For Martin Johnson, there was a certain sweet irony in it all. Last season England's hopes were wrecked by their own indiscipline, summed up by the moment Danny Care got himself sin-binned in Dublin and sent Johnson into a fearsome fist-thumping fury.
This time around, Care epitomised everything that was better about England. After the dismal, leaden autumn internationals, here was a little pace, here was sometimes quick thinking - hell, here was even the occasional moment of spontaneity.
It might not always have been pleasing on the eye.

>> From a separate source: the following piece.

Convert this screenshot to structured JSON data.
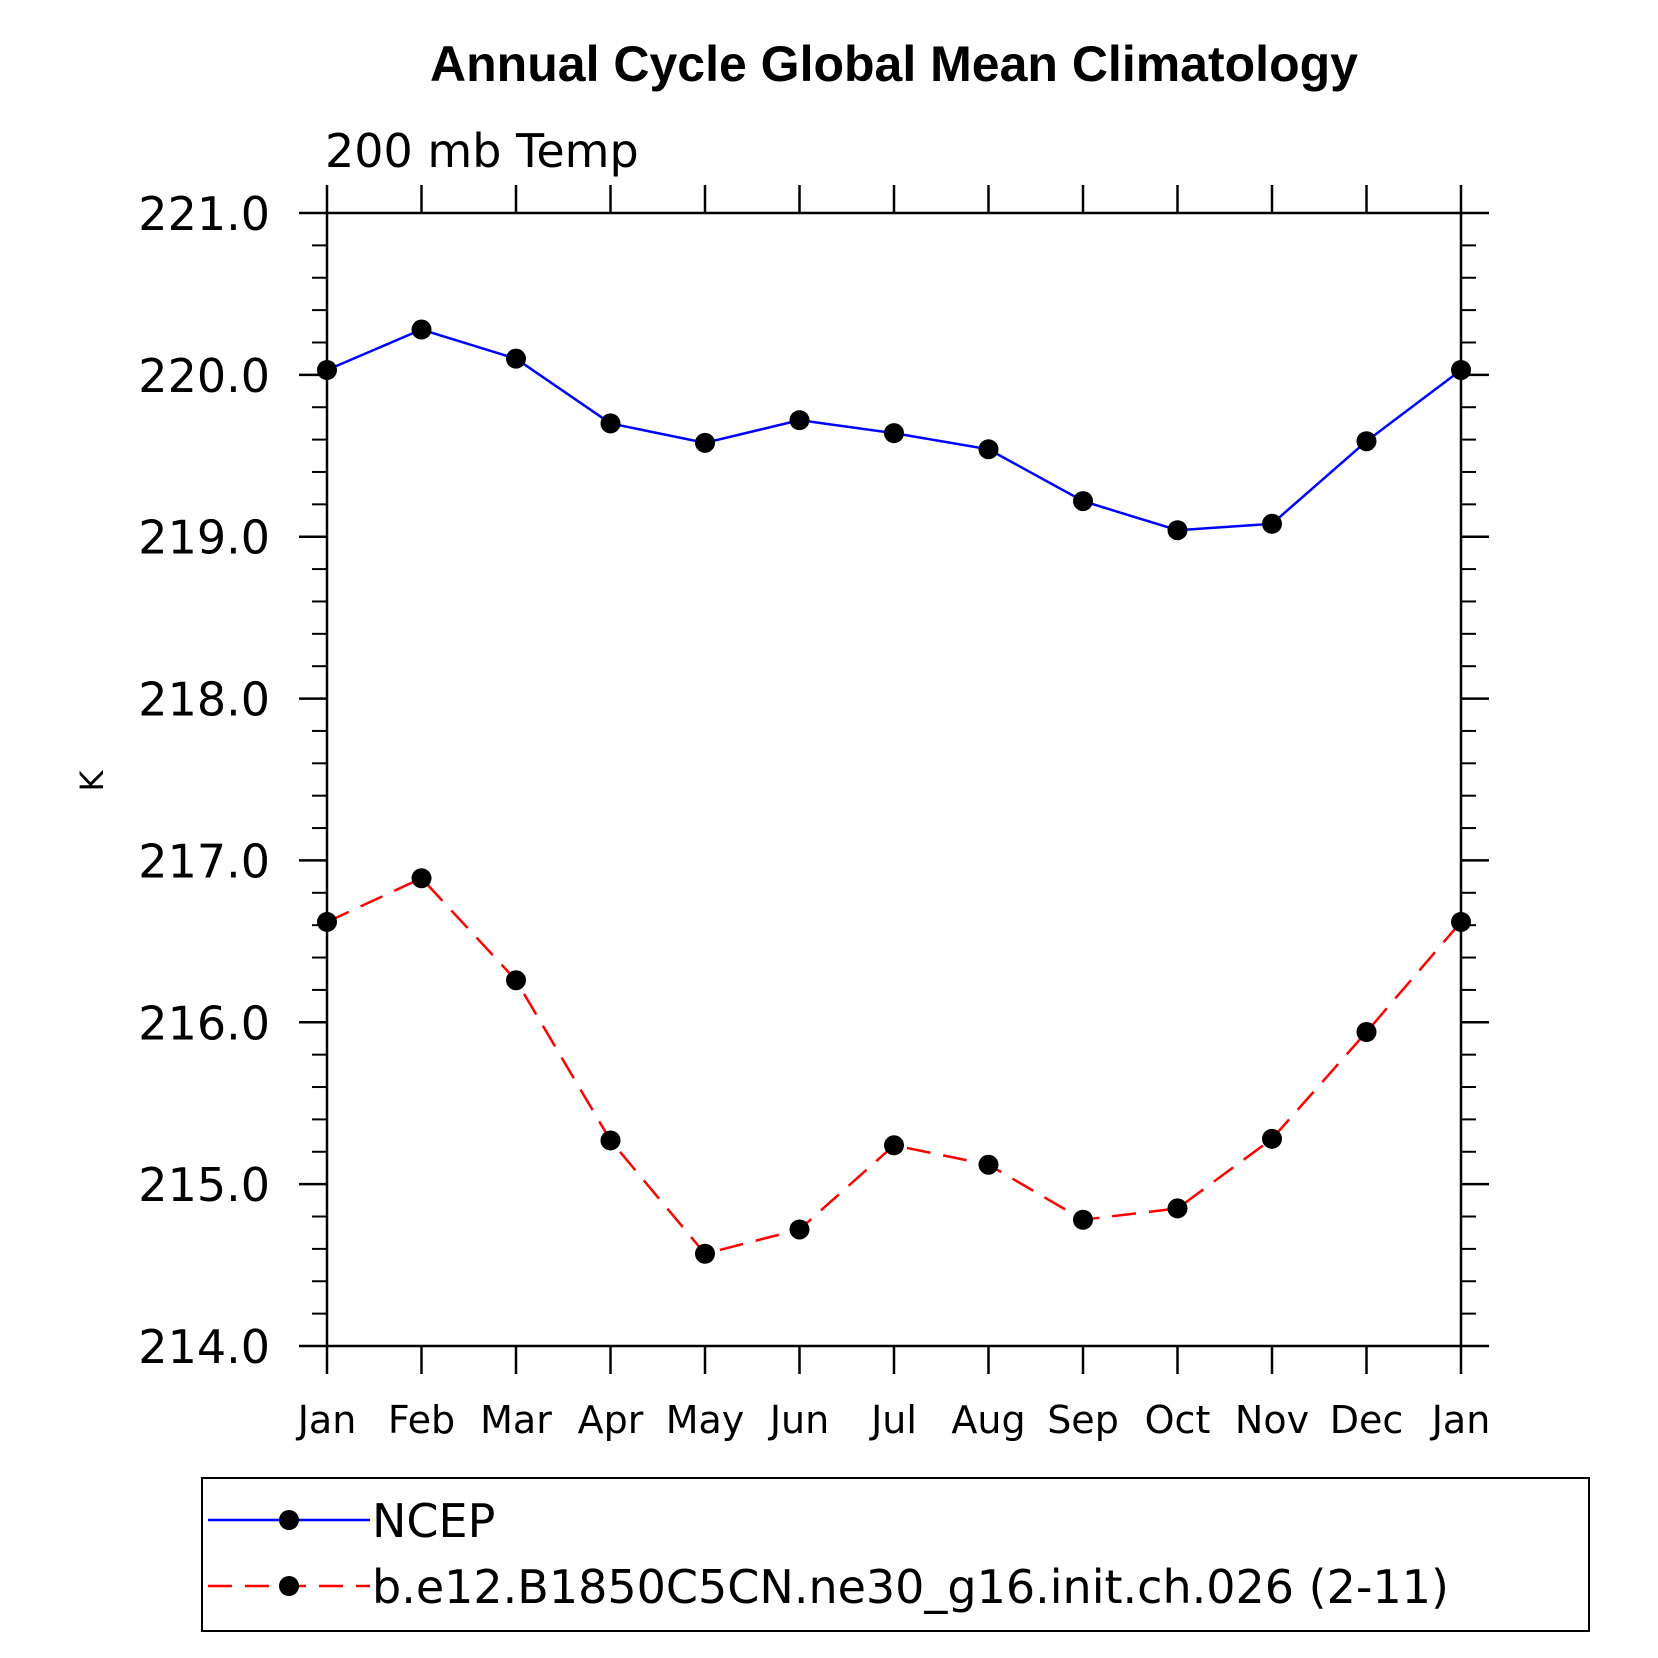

There might have been scrappiness and errors aplenty to go with the drama and tension, and a period in the second half where the wheels wobbled if not quite came off completely, but if ever a game was all about the win, this was it.
Both teams were desperate for something after a run of results that has raised significant questions about exactly where they were heading. For both, with eminently winnable games up next, Saturday was either going to launch them into this Six Nations with momentum and renewed belief or leave them listing and listless.
Despite that stirring second-half fightback, it's Wales who will spend the rest of the campaign playing catch-up. They have now lost nine of their last 18 internationals, a record that does a disservice to the quality of both their players and management.
For England, there is finally some sunshine and optimism after a run of performances that had left Twickenham at best bored and at worst openly mutinous.
The last time they ran out in a new shirt, against Argentina three months ago, they produced a mauve mess. This time the cream colours clothed a display that left Johnson at times purring like the cat with the proverbial. Even his under fire skipper Steve Borthwick had a stormer, stealing line-outs and ripping the ball from Welsh hands on several key occasions.
"We've all been there and done silly things that had an influence on the game," said Johnson, "but the good thing from our point of view is that we turned that pressure into scores. They didn't give us those 17 points - we still had to score them.
"There are lots of things we need to improve on, but ultimately we found a way to win. We've been in games like that and lost them."
For all the pre-match talk of an expansive running game, the man of the match was a blind-side flanker, the first home try from an old-fashioned forward rumble that wouldn't have been out of place in 1991 or 1980. James Haskell hasn't always been everyone's cup of tea, but this was his best performance in an English jersey.
"That's probably the most nervous I've been for an England game," he said afterwards, pumped up with adrenaline, talking on fast forward. "Wales are a team who can cause chaos, but today we stuck together as a team and imposed ourselves on them. There's always a sense of desperation when you're under your posts and you're suddenly only three points ahead, but we kept calm."
Haskell was on the pitch two years ago when England famously threw away a 13-point lead, and conceded the penalty that allowed James Hook to kick-start the comeback that day. Hook's twinkle toes threatened an even bigger turnaround this time, but whereas in 2007 it was an English loose pass that sealed the result, this time it came from Stephen Jones as Wales threw caution to the late winds.
The visitors, for all their dominance in the scrum, struggled at line-outs (seven won, five lost). Matthew Rees was missed more than Gethin Jenkins. While there was the trademark adventure and flair, there were also too many errors - 19 when in possession to England's 12. Gareth Cooper's pass was as patchy as it has been all season, and Jamie Roberts failed to make the impact many had anticipated against the lightweight England midfield.
England remain a side in transition, not transformed. There was still a robotic feel to parts of their play, problems up front and no great chemistry from 10 through to 13. Equally, their second try demonstrated a quickness of ball and mind and that had been almost entirely absent for the past eight months.
Thanks to Wyn Jones and that moment of madness, they have a platform and purpose again. Whether it can be sustained for the rest of the campaign is another matter, but in an otherwise bleak midwinter, there are green shoots visible. If nothing else, it's been a long time since anyone saw so many home supporters leaving Twickenham with smiles on their faces.